You have to remember that CC licenses were initially developed in 2002 (maybe starting in 2001) and turned on December 2002 — filesharing seemed like a very interesting case, and merely offering permission to only share verbatim works (licenses with a NoDerivs term) must have seemed interesting in that context.

I agree that distributing verbatim works isn’t that interesting now, and use of licenses that only permit this does not excite me (eg CC BY-NC-ND). However, it still seems like the right to redistribute verbatim works ought to be a baseline right. While Napster politics may be “fucking boring” (hell yeah), millions of people still do fileshare — activity which should not be criminal under any “open” license, and even web reposting can be valuable — we just don’t have the one or a few good hosts at this point that you imagine in your “web of songs”.

CC did try creating a license (“sampling”) that only permitted derivative works (no verbatim sharing, and only transformational derivative works), got beat up over it, and retired the license in fairly short order. I didn’t like it mainly because it required transformational derivatives (what’s the definition of that? — potentially no more than what a reasonable fair use would allow — IANAL of course!) and because it was not unambiguously compatible with other CC licenses (no “promotional use”).

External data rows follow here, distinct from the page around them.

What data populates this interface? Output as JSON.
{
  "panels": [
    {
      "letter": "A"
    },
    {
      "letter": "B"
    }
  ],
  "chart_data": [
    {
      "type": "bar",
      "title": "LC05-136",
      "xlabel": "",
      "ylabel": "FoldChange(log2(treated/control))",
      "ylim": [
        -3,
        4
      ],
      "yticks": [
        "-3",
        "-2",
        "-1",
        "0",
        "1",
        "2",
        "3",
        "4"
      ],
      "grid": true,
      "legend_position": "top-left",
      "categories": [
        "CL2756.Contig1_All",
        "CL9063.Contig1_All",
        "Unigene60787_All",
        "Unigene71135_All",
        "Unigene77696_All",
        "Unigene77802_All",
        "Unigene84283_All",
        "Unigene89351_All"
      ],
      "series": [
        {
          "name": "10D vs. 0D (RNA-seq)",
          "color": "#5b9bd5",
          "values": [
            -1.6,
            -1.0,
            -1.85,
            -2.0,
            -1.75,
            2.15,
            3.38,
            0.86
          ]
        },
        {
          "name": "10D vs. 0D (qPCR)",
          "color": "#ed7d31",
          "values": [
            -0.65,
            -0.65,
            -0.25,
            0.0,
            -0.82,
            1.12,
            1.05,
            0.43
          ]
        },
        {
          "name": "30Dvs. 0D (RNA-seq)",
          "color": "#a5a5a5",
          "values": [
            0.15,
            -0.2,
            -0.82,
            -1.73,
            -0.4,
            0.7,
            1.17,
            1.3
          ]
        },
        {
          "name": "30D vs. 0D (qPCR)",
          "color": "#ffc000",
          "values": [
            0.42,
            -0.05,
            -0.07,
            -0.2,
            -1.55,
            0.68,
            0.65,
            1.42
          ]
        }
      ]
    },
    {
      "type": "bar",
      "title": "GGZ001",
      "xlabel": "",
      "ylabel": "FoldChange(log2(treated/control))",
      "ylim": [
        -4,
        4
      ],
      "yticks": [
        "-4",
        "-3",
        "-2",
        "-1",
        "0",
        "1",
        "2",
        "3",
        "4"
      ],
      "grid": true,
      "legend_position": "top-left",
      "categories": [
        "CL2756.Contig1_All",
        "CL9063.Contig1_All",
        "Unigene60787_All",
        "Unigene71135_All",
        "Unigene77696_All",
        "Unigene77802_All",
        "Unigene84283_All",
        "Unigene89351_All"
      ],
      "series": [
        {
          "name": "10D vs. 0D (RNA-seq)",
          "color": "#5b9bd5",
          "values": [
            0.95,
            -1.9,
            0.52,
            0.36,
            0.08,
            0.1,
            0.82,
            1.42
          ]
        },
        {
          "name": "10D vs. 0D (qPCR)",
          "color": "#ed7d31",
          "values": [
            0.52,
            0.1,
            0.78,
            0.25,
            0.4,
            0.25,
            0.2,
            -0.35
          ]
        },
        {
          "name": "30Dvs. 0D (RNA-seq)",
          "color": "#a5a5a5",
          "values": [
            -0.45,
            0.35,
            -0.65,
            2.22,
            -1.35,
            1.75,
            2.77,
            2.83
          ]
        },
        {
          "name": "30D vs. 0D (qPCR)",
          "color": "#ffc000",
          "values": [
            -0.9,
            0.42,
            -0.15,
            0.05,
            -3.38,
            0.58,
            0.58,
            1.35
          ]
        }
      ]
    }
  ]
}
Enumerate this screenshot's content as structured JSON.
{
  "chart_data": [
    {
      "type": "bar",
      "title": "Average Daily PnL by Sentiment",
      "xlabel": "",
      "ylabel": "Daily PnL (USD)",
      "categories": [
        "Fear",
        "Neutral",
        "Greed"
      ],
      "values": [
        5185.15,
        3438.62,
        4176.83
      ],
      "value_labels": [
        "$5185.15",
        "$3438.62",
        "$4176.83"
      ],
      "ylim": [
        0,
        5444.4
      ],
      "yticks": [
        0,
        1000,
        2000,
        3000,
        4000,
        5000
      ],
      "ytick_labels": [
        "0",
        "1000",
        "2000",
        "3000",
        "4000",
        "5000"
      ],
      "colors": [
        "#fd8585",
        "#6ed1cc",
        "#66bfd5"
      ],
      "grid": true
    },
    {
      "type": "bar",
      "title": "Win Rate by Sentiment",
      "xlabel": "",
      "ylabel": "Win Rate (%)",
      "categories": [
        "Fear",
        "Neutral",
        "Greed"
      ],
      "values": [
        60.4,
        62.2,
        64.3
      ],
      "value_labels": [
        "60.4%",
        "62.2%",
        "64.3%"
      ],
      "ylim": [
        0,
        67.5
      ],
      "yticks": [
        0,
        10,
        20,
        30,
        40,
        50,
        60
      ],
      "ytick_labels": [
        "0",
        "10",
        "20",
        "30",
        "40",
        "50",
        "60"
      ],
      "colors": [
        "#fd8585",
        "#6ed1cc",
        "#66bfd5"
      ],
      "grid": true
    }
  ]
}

I see a use for liberal derivative use licenses that do not grant permission for verbatim sharing (eg CC BY and CC BY-SA without the verbatim distribution language) — they contribute to the free culture ecology by permitting free derivatives, and let the tentative participate by not giving permission for something that is not very interesting instead of not giving permission for something that is (commercial use). I don’t see how CC could offer such licenses, certainly not hosted on the domain, since we’ve strongly endorsed at least permission to for noncommercial verbatim distribution globally as a baseline for CC licenses.